Un gérant indépendant qui souhaite débuter dans le libre-passage mais qui n’est pas un expert de la prévoyance professionnelle peut agir en tant que conseiller à travers un gérant de fortune qui a été préalablement agréé par une fondation de libre-passage (lemania, Ninety-Six Partners ou autre). Ce gestionnaire peut reprendre un univers de placement avec un large panel de fonds, se concentrer sur le conseil, avec un mandat de conseil par rapport au gérant de fortune. Cette structure lui apporte des solutions et des avantages en termes de processus administratifs et de Reporting pour des fonds existants. A l’inverse, S&F intervient pour de nouveaux fonds.
Comment intégrez-vous l’automatisation et l’intelligence artificielle?
Nous utiliserons l’IA générative sur certains mandats. Le reste étant principalement mais pas uniquement notre savoir-faire. Dans l’Asset Servicing, nous analysons les potentialités en termes de processus opérationnels pour les offrir notamment à des gérants indépendants.

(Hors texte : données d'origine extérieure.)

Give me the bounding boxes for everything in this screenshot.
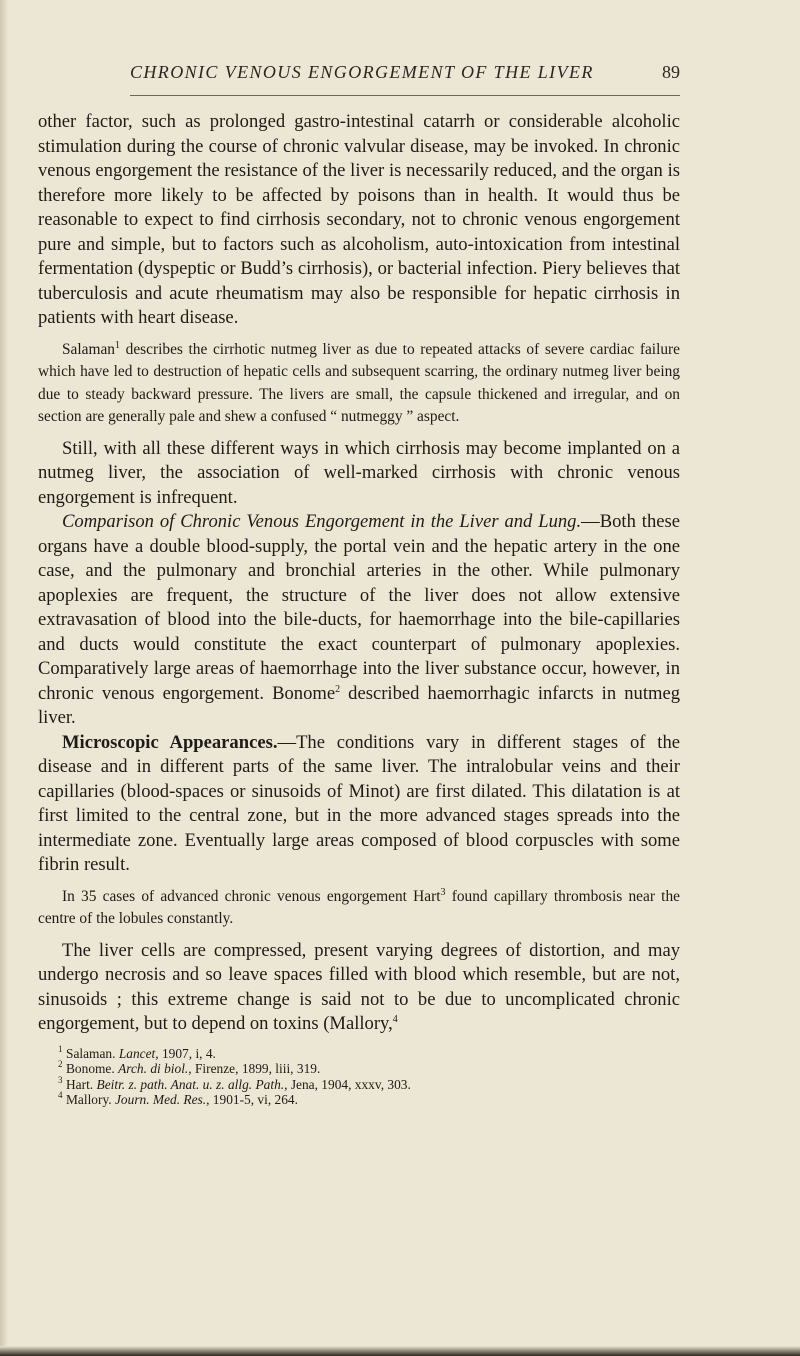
- footnote-ref-2: 2: [335, 683, 341, 695]
- paragraph-4-text: —Both these organs have a double blood-supply, the portal vein and the hepatic artery in the one case, and the pulmonary and bronchial arteries in the other. While pulmonary apoplexies are frequent, the structure of the liver does not allow extensive extravasation of blood into the bile-ducts, for haemorrhage into the bile-capillaries and ducts would constitute the exact counterpart of pulmonary apoplexies. Comparatively large areas of haemorrhage into the liver substance occur, however, in chronic venous engorgement. Bonome: [38, 511, 681, 704]
- footnote-number: 1: [58, 1043, 63, 1054]
- paragraph-5-text: —The conditions vary in different stages of the disease and in different parts of the same liver. The intralobular veins and their capillaries (blood-spaces or sinusoids of Minot) are first dilated. This dilatation is at first limited to the central zone, but in the more advanced stages spreads into the intermediate zone. Eventually large areas composed of blood corpuscles with some fibrin result.: [38, 731, 680, 875]
- footnote-details: 1901-5, vi, 264.: [209, 1092, 298, 1107]
- footnote-ref-1: 1: [115, 339, 120, 351]
- footnote-details: 1907, i, 4.: [158, 1045, 216, 1061]
- page-number: 89: [662, 62, 680, 82]
- footnotes: [38, 1043, 680, 1108]
- footnote-author: Salaman.: [66, 1045, 116, 1061]
- footnote-2: [38, 1061, 680, 1077]
- footnote-author: Bonome.: [66, 1061, 115, 1076]
- footnote-ref-4: 4: [392, 1013, 398, 1025]
- footnote-number: 3: [58, 1074, 63, 1085]
- footnote-number: 4: [58, 1090, 63, 1100]
- paragraph-7-text: The liver cells are compressed, present varying degrees of distortion, and may undergo necrosis and so leave spaces filled with blood which resemble, but are not, sinusoids ; this extreme change is said not to be due to uncomplicated chronic engorgement, but to depend on toxins (Mallory,: [38, 939, 680, 1034]
- footnote-number: 2: [58, 1059, 63, 1069]
- footnote-details: Firenze, 1899, liii, 319.: [191, 1061, 321, 1076]
- footnote-journal: Lancet,: [118, 1045, 159, 1061]
- paragraph-2: [38, 339, 680, 429]
- body-text: [38, 110, 680, 1108]
- paragraph-7: [38, 939, 680, 1037]
- paragraph-6-text: In 35 cases of advanced chronic venous engorgement Hart: [62, 887, 441, 905]
- footnote-author: Hart.: [66, 1076, 94, 1092]
- footnote-ref-3: 3: [440, 886, 446, 898]
- header-rule: [130, 95, 680, 96]
- paragraph-6: [38, 886, 680, 931]
- paragraph-5: [38, 731, 680, 878]
- section-heading-microscopic: Microscopic Appearances.: [62, 731, 278, 753]
- paragraph-2-text: describes the cirrhotic nutmeg liver as due to repeated attacks of severe cardiac failure which have led to destruction of hepatic cells and subsequent scarring, the ordinary nutmeg liver being due to steady backward pressure. The livers are small, the capsule thickened and irregular, and on section are generally pale and shew a confused “ nutmeggy ” aspect.: [38, 340, 680, 425]
- section-heading-comparison: Comparison of Chronic Venous Engorgement in the Liver and Lung.: [62, 511, 582, 532]
- footnote-author: Mallory.: [66, 1092, 112, 1107]
- paragraph-4: [38, 510, 680, 731]
- page-header: [130, 62, 680, 102]
- footnote-1: [38, 1043, 680, 1062]
- paragraph-2-author: Salaman: [62, 340, 115, 358]
- footnote-details: Jena, 1904, xxxv, 303.: [287, 1076, 411, 1092]
- paragraph-1: other factor, such as prolonged gastro-intestinal catarrh or considerable alcoholic stimulation during the course of chronic valvular disease, may be invoked. In chronic venous engorgement the resistance of the liver is necessarily reduced, and the organ is therefore more likely to be affected by poisons than in health. It would thus be reasonable to expect to find cirrhosis secondary, not to chronic venous engorgement pure and simple, but to factors such as alcoholism, auto-intoxication from intestinal fermentation (dyspeptic or Budd’s cirrhosis), or bacterial infection. Piery believes that tuberculosis and acute rheumatism may also be responsible for hepatic cirrhosis in patients with heart disease.: [38, 111, 680, 328]
- paragraph-3: Still, with all these different ways in which cirrhosis may become implanted on a nutmeg liver, the association of well-marked cirrhosis with chronic venous engorgement is infrequent.: [38, 437, 680, 508]
- footnote-journal: Arch. di biol.,: [118, 1061, 192, 1076]
- paragraph-6-text-end: found capillary thrombosis near the centre of the lobules constantly.: [38, 887, 680, 927]
- footnote-4: [38, 1092, 680, 1108]
- paragraph-4-text-end: described haemorrhagic infarcts in nutmeg liver.: [38, 682, 680, 728]
- footnote-3: [38, 1074, 680, 1093]
- page-edge-shadow: [0, 0, 8, 1356]
- footnote-journal: Journ. Med. Res.,: [114, 1092, 210, 1107]
- running-head: CHRONIC VENOUS ENGORGEMENT OF THE LIVER: [130, 62, 594, 82]
- footnote-journal: Beitr. z. path. Anat. u. z. allg. Path.,: [96, 1076, 288, 1092]
- page-bottom-shadow: [0, 1346, 800, 1356]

Le sujet est très actuel dans les banques.
Quelle est la prochaine étape de votre développement?
Le plan stratégique et les milestones franchis jusqu’ici m’ont convaincu que les projections faites pour 2030 sont tout à fait atteignables. Ninety-Six Partners bouclera ses comptes 2024 à nouveau de manière positive. Ce n’est pas une start-up mais une société établie depuis 30 ans qui fait évoluer son modèle d’affaires avec ses trois pôles. Le nouveau pôle est prometteur. Le but est d’être rentable sur chaque pôle à la fin 2025.
Quelle est votre opinion sur le développement de la place financière suisse?
La débâcle de Credit Suisse a clairement été une mauvaise nouvelle pour la place suisse. Le maintien de l’entité suisse du groupe aurait été souhaitable pour l’économie du pays et notamment pour les entreprises. Ces développements ont conduit à une redistribution des cartes et des parts de marché notamment pour la clientèle institutionnelle et les entreprises. Le choix de cette dernière clientèle, notamment celle des caisses de pension, s’est nettement réduit. Les grandes caisses de pension manquent d’alternatives.
Certaines entreprises helvétiques, notamment exportatrices, ont davantage de peine à trouver certains types de refinancement et si elles en trouvent, les conditions sont beaucoup moins attractives. La situation devient problématique dans des dossiers de crédit malgré le fait que quelques autres banques augmentent leurs activités avec la clientèle entreprises.
Globalement l’année 2024 a été positive pour la place bancaire suisse. La situation géopolitique reste tendue. Et les institutions financières (petites banques, gérants indépendants, gérants d’actifs) affrontent de nombreux défis, de la réglementation à la revue des segments de clientèles peu rentables ou encore des défis opérationnels et informatiques.